Yes, this is a b-movie, but so what? It lacks polish and while its tough to ignore the obvious lack of funds, the picture still puts together a suitable atmosphere that, despite its official setting in Wisconsin, could be a small town almost anywhere in the USA. Direction is competent, with some creative shots worked in throughout the movie, and the acting is for the most part more than acceptable. The script does take some bold jumps in logic that require more than a little suspension of disbelief on the viewer's part, but that was okay with me. The werewolf itself is exceptionally well-done, and though we only see it a few times head-on, the eponymous Beast is very fearsome. Despite the low budget, the kills are pretty elaborate and gory, if you're impressed by that sort of thing. The big reveal near the end is quite a surprise, and the climax highly suspenseful.

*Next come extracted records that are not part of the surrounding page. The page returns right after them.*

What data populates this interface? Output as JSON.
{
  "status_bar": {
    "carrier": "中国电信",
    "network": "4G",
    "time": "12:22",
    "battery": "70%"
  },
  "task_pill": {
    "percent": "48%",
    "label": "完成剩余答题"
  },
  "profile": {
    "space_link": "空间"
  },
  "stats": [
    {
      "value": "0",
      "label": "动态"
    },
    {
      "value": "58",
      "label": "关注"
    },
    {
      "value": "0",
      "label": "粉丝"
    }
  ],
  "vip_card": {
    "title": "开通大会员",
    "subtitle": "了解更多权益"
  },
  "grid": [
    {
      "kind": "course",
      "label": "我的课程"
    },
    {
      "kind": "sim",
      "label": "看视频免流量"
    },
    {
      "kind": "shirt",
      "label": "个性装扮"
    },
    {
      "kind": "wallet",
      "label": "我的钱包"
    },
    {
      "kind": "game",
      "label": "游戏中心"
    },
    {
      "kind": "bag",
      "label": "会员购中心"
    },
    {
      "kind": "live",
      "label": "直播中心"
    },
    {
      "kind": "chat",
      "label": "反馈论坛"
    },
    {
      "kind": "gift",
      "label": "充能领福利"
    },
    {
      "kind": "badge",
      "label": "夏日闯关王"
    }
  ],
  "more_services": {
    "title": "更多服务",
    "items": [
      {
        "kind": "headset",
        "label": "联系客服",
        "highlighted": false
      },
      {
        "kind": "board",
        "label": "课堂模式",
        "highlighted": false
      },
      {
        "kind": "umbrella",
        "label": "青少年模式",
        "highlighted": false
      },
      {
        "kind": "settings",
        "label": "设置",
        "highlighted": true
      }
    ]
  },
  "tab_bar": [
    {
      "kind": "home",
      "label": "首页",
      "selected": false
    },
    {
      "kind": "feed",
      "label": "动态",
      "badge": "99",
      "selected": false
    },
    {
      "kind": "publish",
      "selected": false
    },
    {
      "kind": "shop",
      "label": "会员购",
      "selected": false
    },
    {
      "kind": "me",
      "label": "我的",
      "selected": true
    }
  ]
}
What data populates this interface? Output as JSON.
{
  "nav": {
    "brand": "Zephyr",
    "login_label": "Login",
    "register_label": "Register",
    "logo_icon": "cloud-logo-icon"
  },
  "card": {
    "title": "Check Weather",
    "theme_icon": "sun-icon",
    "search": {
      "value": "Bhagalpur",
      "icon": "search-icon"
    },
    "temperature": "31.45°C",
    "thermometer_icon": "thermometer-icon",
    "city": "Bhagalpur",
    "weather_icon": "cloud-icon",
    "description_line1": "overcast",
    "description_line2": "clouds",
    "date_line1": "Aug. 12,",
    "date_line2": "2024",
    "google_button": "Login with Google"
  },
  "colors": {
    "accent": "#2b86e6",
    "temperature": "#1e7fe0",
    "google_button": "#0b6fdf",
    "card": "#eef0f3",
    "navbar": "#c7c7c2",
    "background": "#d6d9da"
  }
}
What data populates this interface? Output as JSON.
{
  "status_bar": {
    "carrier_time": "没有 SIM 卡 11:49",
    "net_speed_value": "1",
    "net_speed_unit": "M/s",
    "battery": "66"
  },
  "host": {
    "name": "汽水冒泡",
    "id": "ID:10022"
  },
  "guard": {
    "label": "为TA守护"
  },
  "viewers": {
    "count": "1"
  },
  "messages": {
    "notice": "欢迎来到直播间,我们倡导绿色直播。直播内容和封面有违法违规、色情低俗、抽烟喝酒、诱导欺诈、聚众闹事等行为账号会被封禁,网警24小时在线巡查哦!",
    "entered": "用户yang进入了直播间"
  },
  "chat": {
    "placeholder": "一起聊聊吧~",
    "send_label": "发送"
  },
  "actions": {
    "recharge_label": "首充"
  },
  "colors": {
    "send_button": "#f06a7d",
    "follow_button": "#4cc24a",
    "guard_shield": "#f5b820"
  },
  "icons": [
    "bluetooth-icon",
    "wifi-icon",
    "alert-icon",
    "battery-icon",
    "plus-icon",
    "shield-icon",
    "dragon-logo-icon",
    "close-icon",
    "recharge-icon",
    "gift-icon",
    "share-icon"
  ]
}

This is a movie that would be pretty easy to pick apart, if you really wanted to. There's no denying its weaknesses, but it also has quite a few strengths. If the cast and crew don't have the tools to make a first-class blockbuster, they make up for it with a remarkable level of enthusiasm and dramatic flair. Together, everyone involved helps to create a story that is entertaining enough to overcome any inherent shortcomings. Thanks to an impressive werewolf, a simple but sound plot, surprisingly good acting, and a nice atmosphere, The Beast of Bray Road adds up to be more than the sum of its low-budget parts.